This is a guest blog post by Michelle Wetzler. Follow her at @michellewetzler
Keen IO is bringing cutting-edge data analytics technology to companies around the world. In doing so, we’ve talked to hundreds of companies about their analytics projects and pain points. Data analytics can sound daunting—even to data scientists—and one of the most common problems that we hear from companies seeking to gather and analyze data is: where do I begin?
We talk a lot about what happens after a company already has data, but not very much about how to actually get to that point. The following 4 best practices will help any business as they get their data analytics framework off the ground:
1. Start Small - Analytics is not a project, it’s a practice. If you’re making a requirements matrix of everything you could possibly track in your business and then amassing a team to build out the infrastructure for it, you’re probably doing it wrong. Start by picking a few key drivers or pain points in your business and thinking how you can measure your success there.
2. Riskiest Areas First – Teams tend to focus on what they know best. For example, product companies will focus on analyzing & optimizing the look and feel of every user experience (green button or aqua-marine button??). But if they have no idea how to market their product to attract users, their business will fail. They should be testing their ability to attract & convert new users. What are the areas of your business that worry you most and what can you do to test your assumptions there? The book “Lean Analytics” goes into this concept in depth.
3. Be Agile – Analytics agility is a key skill for modern companies. Some people are scarred from year-long, staggeringly expensive BI implementations gone wrong. Don’t spend months agonizing over what tools to use to answer all of your questions. Try one tool to answer a specific question and if it fails, try another one. Tools will change over time as your priorities shift and new technologies emerge. Think of analytics tools as the means to answering whatever business questions are relevant at the time.
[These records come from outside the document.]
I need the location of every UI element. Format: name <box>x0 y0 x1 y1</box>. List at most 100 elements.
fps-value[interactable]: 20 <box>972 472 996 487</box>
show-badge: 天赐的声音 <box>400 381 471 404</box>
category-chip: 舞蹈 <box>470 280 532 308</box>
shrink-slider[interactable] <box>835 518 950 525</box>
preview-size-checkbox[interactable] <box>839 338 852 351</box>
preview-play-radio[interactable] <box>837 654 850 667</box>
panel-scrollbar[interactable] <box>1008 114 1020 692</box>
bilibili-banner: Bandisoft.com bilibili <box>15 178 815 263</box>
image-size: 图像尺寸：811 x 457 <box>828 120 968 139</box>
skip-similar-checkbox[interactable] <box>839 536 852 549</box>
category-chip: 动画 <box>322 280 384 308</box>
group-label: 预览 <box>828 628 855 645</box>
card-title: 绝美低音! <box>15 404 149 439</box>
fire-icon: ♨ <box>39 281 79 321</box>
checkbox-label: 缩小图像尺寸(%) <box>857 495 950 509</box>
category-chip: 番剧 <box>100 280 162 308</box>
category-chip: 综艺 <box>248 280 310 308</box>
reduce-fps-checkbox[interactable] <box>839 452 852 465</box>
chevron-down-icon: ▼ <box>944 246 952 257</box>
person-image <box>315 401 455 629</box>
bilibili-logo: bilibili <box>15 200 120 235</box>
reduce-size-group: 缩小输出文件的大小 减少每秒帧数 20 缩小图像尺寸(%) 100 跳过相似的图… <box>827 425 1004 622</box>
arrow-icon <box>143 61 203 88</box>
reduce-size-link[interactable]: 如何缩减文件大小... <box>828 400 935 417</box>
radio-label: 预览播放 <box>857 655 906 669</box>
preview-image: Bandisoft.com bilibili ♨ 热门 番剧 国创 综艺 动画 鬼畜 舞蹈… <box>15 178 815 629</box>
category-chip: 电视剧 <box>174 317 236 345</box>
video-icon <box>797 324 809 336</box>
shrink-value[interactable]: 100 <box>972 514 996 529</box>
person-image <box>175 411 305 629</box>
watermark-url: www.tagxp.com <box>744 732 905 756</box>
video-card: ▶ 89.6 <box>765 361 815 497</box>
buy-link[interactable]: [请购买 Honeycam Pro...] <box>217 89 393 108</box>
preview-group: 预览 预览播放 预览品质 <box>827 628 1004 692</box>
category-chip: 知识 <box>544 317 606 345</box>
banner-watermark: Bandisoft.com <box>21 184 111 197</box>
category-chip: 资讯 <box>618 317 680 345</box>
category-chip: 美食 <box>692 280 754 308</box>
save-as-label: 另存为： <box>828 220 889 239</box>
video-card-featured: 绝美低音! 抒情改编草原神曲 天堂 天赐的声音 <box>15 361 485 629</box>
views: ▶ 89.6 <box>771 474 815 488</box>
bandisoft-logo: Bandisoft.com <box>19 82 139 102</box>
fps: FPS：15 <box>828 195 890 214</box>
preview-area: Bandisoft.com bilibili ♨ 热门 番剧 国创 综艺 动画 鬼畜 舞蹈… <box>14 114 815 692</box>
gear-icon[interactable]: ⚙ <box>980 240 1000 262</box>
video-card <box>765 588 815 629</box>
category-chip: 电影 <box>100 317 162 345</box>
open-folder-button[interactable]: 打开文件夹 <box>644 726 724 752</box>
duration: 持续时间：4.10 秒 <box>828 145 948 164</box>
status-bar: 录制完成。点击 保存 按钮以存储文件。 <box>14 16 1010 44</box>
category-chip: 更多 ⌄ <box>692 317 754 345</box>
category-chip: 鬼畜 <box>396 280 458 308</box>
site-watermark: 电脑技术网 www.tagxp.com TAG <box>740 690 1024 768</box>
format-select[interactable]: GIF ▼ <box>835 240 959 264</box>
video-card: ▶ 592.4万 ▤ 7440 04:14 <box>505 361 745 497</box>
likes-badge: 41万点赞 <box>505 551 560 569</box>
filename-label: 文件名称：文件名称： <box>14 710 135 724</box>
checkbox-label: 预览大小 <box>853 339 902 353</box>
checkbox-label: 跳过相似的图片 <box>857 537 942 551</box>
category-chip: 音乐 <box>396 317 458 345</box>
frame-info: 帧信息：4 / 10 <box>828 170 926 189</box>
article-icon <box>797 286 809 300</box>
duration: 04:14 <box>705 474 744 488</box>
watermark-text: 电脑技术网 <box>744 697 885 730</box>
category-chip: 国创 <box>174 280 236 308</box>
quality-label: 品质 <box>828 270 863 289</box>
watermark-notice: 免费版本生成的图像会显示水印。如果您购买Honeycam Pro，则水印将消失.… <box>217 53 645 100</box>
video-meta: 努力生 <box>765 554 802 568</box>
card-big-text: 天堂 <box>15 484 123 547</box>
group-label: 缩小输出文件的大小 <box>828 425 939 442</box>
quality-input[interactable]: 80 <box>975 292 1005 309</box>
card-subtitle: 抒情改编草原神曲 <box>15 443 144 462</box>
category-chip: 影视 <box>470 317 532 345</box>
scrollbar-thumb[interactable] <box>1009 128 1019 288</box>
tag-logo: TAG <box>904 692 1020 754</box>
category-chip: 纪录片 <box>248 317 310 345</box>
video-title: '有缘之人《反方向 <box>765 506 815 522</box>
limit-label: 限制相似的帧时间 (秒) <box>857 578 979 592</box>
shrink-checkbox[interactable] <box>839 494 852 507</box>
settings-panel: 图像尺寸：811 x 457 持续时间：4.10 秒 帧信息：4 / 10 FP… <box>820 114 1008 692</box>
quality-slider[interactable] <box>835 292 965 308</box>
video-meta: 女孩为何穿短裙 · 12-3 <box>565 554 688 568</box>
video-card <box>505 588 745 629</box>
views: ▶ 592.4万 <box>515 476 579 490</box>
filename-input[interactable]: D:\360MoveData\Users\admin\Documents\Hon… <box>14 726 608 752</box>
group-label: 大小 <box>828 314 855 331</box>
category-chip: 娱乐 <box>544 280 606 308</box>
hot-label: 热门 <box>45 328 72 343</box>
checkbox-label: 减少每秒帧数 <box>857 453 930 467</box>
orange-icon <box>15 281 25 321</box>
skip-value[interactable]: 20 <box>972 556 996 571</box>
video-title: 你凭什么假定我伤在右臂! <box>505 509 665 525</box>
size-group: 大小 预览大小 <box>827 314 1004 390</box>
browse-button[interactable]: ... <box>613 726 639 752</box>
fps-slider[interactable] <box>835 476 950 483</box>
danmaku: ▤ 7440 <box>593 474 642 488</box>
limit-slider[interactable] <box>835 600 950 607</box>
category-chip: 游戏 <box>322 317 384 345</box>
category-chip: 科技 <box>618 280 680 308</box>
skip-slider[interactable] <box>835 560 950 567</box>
4. Elevator Pitch – When a customer has a hundred ideas of what to track I ask them to give me the elevator pitch for their business. I make a note of the 5-10 verbs and 5-10 nouns that they use. You’ll be well ahead of the curve if you’re collecting rich data on those things. You can always drill in deeper once that data starts generating more questions.
Analytics isn’t just for data scientists; it’s a way of thinking about what things in your business can be measured and tested. Start small, fail fast, and build your practice as you go. You’ll get better at it over time and pretty soon, you’ll be collecting and leveraging incredibly interesting and useful data.